St. Mary's Bank
- Formerly: La Caisse Populaire, Ste-Marie
- Company type: Credit union (Non-profit organization)
- Industry: Financial services
- Founded: 1908; 118 years ago
- Founder: Monsignor Pierre Hevey
- Headquarters: 200 McGregor Street, Manchester, New Hampshire, United States
- Number of locations: 13
- Key people: Ken Senus, President and CEO
- Products: Savings; checking; consumer loans; mortgages; credit cards; online banking; mobile banking; business banking
- Net income: $16.4 million
- Total assets: $1.53 billion
- Owner: Member-owned
- Members: 94,044 (2024)
- Number of employees: 282 (2024)
- Website: www.stmarysbank.com

= St. Mary's Bank =

First United States credit union

St. Mary's Bank is an American credit union based in Manchester, New Hampshire. It was founded in 1908 and was the first credit union in the United States.

The credit union offers personal banking, business banking, savings, checking, investment, mortgages, home equity, auto loans, online banking, and debit and credit cards.

As of 2025, St. Mary's Bank has 13 branches, all in New Hampshire: five in Manchester, two in Nashua, and one each in Hudson, Londonderry, Milford, Portsmouth, North Hampton, and Concord.

==History==
In 1908, Monseigneur Pierre Hevey, pastor of the parish at Ste. Marie Church in Manchester, began organizing a new financial institution with the goal to help the city's primarily Franco-American millworkers save and borrow money. He sought assistance from Alphonse Desjardins, who had organized several credit unions in Quebec, and from attorney Joseph Boivin, who volunteered his time and home as the first branch. On November 24, 1908, the business officially opened its doors in Manchester and became the first credit union in the nation. It received a charter from the New Hampshire General Court on April 9, 1909.

The institution was originally called St. Mary's Cooperative Credit Association. In 1925, it revised its name to La Caisse Populaire Ste.-Marie, or the Bank of the People, St. Mary's. French-speaking millworkers were the primary customers of St. Mary's, including children, who often had accounts at the credit union to deposit their wages from working in the mills.

By the mid-1950s, St. Mary's was serving several thousand members and had $6 million in assets. In 1970, St. Mary's Bank built and moved into its present main office at McGregor Street in Manchester.

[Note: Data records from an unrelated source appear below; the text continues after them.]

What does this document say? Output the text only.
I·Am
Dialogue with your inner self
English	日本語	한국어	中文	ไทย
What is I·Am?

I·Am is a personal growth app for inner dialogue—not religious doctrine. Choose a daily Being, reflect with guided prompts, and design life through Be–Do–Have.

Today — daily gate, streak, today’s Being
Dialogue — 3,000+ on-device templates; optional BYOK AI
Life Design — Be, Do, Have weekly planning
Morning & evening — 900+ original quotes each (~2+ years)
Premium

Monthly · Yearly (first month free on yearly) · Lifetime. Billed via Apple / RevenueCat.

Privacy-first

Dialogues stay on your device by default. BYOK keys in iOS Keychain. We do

The building where Joseph Boivin first managed the business of the credit union became America's Credit Union Museum in 2002 and is listed on the National Register of Historic Places. The building serves as a historical and educational site for the credit union movement. Boivin's office is recreated to demonstrate how he accepted deposits in a room in his home. An expansion, funded by $3.3 million in donations from credit unions around the United States, was announced in 2018. The expansion hosts the Ensweiler Research Library and CUNA Research Center.

==Assets==

| 2024 assets | 2019 assets | 2017 assets | 2015 assets | 2014 assets | 2008 assets |
|---|---|---|---|---|---|
| $1.53 billion | $1.045 billion | $1.010 billion | $890 million | $814 million | $713 million |

== Legacy ==
St. Mary's Bank became overlooked in the history of credit unions in the United States, with Edward Filene, who championed the Massachusetts Credit Union Act of 1909 and the establishment of several credit unions, receiving recognition as the "father of the credit union." Indeed, Filene coined the term "credit union" to draw connections to the labor movement and with credit rather than lending. This led to a 1976 lawsuit, La Caisse Populaire Ste-Marie (St. Mary's Bank) v. United States, in which St. Mary's Bank had to prove that it was a credit union, as it does not use the term "credit union" in its name, and is governed slightly different from most of the credit unions that came after it.

Nonetheless, St. Mary's Bank likely inspired the passage of the Massachusetts Credit Union Act of 1909. Within New Hampshire, the credit union significantly changed the economic prospects of Franco-American immigrants, who previously struggled to access the banking system. St. Mary's was more willing to take smaller deposits from working immigrants, as well as to lend to immigrants. Additionally, St. Mary's offered services in French, including the local New England French spoken on Manchester's West Side. Today, St. Mary's offers services in other languages spoken by New Hampshire's immigrant population.